As we learned with Verified Facts, making a parody using randomized text is a great way to point out how meaningless, repetitive, or shallow something is. “This is so bad… it can be copied by brainless text robots!” is a pretty harsh burn. I’ve seen and enjoyed my fair share of Upworthy videos, but the over-the-top, teasing, and occasionally-exploitative titles can get pretty damn annoying. This Upworthy generator totally nails the textual style of those headlines, while the “youtube images” chosen for the body of the page also nail Upworthy’s tone and subject-matter.
I don’t really have a problem with Upworthy, but I admired the “accuracy” of this particular generator a lot.
What Would I Say? combs your Facebook posts and comments and comes up with a randomized utterance made up of various parts of sentences you’ve previously spoken. It’s amusing but a little repetitive. Here’s a full album of things it’s predicted I would say.
This one’s excellent. It allows users to draw sentence fragments from a wide range of news and opinion websites and to generate crazy-sounding article headlines. The cool thing is that when a user is generating headlines, they can select which sources they would like the program to draw from.
One of the biggest ways that users interact with any random-text-generation tool is through selecting or curating the results they would like to share with their friends. This goes for web toys, twitter bots– everything with randomization invites human curators. Most random text generators produce a mix of both excellent and boring output. When we made Verified Facts, we knew that it would be important to let users save results and share the ones that made them laugh the most.

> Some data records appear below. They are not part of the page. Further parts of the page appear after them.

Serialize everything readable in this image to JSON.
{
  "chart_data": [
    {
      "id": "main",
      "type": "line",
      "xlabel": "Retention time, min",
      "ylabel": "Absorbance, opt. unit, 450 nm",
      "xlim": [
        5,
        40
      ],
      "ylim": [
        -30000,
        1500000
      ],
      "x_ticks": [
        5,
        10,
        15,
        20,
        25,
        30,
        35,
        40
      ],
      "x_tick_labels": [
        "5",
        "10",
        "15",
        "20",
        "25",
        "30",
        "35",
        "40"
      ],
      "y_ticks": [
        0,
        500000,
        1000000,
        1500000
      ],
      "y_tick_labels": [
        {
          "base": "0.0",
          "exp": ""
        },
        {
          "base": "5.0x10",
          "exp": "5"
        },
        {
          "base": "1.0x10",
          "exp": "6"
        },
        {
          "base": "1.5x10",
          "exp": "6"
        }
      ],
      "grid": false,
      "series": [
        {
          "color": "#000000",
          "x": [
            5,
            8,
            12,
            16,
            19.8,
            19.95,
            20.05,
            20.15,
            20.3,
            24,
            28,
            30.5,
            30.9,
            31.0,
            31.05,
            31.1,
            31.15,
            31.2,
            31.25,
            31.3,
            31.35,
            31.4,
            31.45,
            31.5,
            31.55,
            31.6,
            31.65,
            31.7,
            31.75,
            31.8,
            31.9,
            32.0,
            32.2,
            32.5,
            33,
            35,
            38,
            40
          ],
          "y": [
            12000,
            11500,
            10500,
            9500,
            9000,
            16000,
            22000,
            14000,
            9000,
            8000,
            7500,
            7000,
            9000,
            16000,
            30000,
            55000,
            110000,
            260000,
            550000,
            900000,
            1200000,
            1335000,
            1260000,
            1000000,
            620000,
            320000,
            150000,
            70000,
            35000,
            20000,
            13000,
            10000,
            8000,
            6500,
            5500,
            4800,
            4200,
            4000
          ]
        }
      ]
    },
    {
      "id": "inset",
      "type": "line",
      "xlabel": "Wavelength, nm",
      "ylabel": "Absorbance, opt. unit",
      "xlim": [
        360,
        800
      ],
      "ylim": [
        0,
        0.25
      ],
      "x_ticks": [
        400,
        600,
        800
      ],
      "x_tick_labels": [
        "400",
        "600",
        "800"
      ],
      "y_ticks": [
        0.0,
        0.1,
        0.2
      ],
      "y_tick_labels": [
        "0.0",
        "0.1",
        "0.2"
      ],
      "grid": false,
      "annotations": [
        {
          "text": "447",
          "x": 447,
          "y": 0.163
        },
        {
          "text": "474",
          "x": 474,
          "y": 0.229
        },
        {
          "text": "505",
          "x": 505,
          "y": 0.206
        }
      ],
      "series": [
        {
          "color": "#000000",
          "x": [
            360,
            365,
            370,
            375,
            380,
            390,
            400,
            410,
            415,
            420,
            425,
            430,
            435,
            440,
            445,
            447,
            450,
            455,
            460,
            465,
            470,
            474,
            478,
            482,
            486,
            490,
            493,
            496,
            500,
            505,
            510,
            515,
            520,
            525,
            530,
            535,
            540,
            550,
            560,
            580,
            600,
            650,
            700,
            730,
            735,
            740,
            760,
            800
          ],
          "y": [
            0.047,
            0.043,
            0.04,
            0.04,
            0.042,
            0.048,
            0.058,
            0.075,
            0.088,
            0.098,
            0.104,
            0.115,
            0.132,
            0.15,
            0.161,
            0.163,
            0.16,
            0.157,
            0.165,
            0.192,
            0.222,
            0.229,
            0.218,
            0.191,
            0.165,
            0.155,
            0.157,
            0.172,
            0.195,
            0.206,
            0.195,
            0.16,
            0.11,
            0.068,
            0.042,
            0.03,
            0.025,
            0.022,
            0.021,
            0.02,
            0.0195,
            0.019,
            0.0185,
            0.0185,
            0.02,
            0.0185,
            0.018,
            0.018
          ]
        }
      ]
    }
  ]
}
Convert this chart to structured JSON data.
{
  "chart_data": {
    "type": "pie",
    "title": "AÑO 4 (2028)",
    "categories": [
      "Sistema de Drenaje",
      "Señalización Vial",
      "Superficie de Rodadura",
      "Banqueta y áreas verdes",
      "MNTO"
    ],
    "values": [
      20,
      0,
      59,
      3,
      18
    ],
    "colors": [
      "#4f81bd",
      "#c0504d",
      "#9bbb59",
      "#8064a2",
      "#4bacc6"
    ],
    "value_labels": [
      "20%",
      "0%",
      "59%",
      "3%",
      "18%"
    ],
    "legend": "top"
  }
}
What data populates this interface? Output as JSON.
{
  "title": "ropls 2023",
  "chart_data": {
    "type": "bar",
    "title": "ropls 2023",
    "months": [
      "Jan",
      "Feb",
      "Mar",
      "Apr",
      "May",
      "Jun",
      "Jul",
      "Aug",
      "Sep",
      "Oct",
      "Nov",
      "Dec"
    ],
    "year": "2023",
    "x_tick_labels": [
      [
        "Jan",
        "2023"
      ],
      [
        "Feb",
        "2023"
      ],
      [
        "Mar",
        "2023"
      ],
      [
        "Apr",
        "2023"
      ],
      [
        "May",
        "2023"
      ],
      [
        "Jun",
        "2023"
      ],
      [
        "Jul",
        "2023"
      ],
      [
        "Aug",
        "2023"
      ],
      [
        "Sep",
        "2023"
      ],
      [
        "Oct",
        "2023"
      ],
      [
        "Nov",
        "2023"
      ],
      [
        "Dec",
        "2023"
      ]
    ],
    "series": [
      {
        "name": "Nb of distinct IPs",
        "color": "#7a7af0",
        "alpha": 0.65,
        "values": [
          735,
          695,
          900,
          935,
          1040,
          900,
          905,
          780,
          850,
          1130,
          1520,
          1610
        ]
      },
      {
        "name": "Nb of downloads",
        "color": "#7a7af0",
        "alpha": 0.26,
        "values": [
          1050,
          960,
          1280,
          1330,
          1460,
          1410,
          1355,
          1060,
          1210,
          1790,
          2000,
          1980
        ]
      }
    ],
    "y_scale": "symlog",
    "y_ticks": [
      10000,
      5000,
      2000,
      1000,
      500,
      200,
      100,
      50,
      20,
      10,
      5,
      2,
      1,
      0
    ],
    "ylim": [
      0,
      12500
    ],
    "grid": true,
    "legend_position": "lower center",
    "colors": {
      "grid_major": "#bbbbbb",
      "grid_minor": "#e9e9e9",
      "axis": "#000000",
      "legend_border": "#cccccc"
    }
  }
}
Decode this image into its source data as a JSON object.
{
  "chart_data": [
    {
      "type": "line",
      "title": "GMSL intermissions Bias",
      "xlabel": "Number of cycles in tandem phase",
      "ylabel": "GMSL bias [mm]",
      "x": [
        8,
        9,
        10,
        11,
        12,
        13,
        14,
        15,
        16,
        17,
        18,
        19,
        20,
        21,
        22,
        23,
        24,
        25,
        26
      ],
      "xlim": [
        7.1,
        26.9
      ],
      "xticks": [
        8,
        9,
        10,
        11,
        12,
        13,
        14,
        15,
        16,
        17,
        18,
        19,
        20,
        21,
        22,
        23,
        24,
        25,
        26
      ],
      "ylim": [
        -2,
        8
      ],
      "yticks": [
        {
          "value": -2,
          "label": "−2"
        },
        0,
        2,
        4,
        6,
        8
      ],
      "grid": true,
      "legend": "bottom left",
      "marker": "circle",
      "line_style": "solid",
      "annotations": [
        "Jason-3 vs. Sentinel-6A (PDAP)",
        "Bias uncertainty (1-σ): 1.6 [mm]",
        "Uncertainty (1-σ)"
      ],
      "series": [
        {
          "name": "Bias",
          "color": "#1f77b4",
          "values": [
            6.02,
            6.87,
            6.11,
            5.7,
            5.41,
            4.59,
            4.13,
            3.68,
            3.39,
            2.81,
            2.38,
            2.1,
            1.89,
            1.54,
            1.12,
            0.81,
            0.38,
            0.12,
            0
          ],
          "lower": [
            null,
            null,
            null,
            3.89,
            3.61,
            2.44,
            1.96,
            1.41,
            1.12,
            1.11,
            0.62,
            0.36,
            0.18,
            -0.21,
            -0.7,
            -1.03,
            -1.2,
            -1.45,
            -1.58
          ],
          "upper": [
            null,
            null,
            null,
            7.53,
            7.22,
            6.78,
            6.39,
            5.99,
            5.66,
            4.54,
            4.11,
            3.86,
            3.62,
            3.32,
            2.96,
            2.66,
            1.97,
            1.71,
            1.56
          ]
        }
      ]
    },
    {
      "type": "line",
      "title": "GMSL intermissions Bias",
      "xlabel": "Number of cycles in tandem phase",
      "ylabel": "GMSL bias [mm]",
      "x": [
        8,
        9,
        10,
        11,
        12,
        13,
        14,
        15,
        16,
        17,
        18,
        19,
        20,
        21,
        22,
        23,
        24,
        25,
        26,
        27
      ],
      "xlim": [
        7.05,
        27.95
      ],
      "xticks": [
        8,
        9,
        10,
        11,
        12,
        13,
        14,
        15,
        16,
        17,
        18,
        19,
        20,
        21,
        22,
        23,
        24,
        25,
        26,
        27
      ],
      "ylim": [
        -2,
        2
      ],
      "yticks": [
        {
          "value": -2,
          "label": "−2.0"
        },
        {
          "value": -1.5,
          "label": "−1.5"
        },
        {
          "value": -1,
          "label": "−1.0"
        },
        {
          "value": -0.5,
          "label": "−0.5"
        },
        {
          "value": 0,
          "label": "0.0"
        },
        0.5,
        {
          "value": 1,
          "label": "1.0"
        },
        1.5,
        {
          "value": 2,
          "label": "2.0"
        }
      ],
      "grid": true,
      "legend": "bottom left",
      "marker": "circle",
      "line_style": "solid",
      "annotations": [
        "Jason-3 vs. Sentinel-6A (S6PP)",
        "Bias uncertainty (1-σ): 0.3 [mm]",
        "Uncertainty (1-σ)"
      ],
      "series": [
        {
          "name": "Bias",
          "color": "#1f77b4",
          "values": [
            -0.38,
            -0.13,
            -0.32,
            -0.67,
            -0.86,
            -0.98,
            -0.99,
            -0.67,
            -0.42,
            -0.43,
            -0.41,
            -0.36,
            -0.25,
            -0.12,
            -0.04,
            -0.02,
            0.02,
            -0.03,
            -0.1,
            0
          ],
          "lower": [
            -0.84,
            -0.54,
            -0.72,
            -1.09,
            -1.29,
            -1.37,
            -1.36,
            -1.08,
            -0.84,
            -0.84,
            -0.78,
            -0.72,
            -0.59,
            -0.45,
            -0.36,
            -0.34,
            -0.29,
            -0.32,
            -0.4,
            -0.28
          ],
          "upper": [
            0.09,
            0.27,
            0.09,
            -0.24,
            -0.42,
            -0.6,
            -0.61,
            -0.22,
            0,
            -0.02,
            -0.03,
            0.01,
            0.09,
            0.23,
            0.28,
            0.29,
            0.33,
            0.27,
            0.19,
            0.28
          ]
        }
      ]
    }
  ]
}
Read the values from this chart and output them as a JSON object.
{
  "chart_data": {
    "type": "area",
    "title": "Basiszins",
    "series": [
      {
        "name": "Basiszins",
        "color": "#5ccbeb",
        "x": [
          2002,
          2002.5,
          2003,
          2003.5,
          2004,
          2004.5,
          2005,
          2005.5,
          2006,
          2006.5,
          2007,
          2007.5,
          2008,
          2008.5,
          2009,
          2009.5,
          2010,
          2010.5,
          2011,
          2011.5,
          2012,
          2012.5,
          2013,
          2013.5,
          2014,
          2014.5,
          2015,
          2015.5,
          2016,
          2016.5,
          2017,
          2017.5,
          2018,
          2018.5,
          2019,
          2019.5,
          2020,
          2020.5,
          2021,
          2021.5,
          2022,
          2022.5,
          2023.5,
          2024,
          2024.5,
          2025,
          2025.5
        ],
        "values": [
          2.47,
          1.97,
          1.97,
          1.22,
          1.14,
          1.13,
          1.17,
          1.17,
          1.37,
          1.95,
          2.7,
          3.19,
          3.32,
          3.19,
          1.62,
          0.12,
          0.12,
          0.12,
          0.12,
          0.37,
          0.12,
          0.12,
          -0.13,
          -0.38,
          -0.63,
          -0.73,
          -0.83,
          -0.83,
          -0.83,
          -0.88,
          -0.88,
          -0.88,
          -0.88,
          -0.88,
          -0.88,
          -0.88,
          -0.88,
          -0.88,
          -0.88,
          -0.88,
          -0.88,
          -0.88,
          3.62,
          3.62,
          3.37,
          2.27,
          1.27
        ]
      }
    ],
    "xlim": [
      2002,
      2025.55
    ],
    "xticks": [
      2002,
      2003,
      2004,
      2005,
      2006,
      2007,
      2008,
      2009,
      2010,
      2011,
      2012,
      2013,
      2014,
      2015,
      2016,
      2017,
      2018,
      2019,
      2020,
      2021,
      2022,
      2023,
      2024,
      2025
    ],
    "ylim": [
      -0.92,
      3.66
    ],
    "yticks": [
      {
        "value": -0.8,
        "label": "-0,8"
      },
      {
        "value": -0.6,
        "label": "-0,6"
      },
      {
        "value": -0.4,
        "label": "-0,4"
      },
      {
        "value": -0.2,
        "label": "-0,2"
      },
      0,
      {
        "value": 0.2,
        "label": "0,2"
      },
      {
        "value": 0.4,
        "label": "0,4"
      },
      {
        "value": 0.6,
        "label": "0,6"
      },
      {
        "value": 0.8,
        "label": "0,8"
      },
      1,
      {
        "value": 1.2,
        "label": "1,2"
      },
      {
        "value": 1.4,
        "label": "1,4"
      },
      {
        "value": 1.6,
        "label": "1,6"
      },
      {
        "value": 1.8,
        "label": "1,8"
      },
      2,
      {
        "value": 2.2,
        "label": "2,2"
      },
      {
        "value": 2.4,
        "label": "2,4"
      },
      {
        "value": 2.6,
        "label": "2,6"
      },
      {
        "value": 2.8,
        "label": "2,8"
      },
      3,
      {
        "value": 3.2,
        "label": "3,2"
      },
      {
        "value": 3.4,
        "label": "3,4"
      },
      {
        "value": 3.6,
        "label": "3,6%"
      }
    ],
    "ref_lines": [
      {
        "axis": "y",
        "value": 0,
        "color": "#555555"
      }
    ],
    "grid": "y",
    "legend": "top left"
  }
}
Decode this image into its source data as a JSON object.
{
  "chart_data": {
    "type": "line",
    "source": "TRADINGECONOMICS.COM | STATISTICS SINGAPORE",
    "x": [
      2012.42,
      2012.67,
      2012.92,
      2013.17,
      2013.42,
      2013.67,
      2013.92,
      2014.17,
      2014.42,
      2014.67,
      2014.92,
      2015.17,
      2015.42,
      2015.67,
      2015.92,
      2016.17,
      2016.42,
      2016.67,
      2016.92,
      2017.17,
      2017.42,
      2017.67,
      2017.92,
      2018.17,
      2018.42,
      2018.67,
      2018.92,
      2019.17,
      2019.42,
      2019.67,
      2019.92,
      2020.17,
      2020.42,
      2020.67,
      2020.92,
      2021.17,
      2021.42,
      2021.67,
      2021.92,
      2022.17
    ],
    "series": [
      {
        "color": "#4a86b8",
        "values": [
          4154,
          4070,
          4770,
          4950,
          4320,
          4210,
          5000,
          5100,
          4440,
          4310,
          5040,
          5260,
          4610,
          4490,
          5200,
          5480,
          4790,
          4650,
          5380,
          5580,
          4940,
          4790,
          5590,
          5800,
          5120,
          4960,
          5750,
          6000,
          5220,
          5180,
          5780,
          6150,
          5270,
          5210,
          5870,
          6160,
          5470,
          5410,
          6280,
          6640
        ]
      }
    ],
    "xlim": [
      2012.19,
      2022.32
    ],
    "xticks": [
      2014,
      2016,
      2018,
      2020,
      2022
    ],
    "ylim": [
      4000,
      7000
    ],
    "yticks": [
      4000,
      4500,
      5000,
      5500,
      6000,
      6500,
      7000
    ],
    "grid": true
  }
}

Headline Smasher’s source selection improves on this by allowing users to an additional degree of curation. If I’m in the mood for, say, headlines about celebrities, I can choose to mix celebrity news sites with specific other types of sites. The results are still random, but I’m providing greater input, which allows me to see only the content that will make the laugh the most. And the fact that the funny results were based on my advice also strokes my ego, and makes me feel cleverer than if I were just an observer.